- Court: United States Court of Appeals for the Second Circuit
- Full case name: The T.J. Hooper
- Decided: July 21 1932
- Citations: The T. J. Hooper, 60 F.2d 737, 1932 U.S. App. LEXIS 2592

Court membership
- Judges sitting: Learned Hand, Thomas Walter Swan, Augustus Noble Hand

Case opinions
- Majority: Hand, joined by Swan, Hand

= The T.J. Hooper =

American legal decision

The T.J. Hooper, 60 F.2d 737 (2d. Cir. 1932) is a 1932 admiralty law decision of the United States Court of Appeals for the Second Circuit. The case is commonly known by the name of one of the vessels involved.

==Background==
In March 1928, two barges, belonging to the Northern Barge Company, had lifted cargoes of coal at Norfolk, Virginia, for New York. They were towed by tugboats, the "Montrose" and the "Hooper," and were lost off the Jersey Coast on March tenth, in an easterly gale.
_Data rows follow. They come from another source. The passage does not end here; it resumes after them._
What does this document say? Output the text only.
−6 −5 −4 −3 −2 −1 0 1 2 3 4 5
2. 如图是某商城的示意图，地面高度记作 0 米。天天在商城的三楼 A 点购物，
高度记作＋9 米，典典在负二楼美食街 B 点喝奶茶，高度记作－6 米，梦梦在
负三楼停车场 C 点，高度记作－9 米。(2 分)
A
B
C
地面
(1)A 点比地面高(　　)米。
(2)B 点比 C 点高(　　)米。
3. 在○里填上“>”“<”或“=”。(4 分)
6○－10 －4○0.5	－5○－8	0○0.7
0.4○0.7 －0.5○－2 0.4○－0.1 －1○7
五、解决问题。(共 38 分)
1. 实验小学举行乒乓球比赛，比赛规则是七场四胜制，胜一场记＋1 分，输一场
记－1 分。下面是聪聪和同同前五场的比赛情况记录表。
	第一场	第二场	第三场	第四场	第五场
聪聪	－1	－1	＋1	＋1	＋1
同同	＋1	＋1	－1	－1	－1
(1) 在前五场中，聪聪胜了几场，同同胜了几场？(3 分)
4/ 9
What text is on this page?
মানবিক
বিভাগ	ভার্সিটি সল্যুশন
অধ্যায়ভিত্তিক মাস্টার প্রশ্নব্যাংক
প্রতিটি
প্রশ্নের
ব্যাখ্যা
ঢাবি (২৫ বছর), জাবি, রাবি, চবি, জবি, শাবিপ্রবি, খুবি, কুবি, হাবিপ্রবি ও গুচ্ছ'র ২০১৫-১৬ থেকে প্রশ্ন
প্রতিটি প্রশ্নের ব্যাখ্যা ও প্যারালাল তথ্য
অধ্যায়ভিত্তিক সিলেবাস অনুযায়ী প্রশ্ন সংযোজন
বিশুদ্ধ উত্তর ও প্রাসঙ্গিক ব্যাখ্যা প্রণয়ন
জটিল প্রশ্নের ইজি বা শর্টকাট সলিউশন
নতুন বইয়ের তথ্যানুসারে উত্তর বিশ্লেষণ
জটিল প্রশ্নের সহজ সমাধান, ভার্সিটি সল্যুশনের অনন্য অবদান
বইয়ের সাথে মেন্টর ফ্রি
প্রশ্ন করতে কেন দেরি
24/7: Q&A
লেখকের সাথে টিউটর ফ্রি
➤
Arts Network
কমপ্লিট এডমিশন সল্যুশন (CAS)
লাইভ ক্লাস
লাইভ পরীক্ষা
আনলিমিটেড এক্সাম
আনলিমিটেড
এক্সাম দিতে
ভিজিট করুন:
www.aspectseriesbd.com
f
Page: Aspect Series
As a result, the cargo owners sued the barges, the owner of the barges sued the tugs, and the owner of the tug filed a petition to limit its liability.

==Ruling==
Judge Learned Hand wrote the majority opinion for the court; he stated that even though there was not a custom for these ships to be equipped with a radio at the time, it was unreasonable for them not to.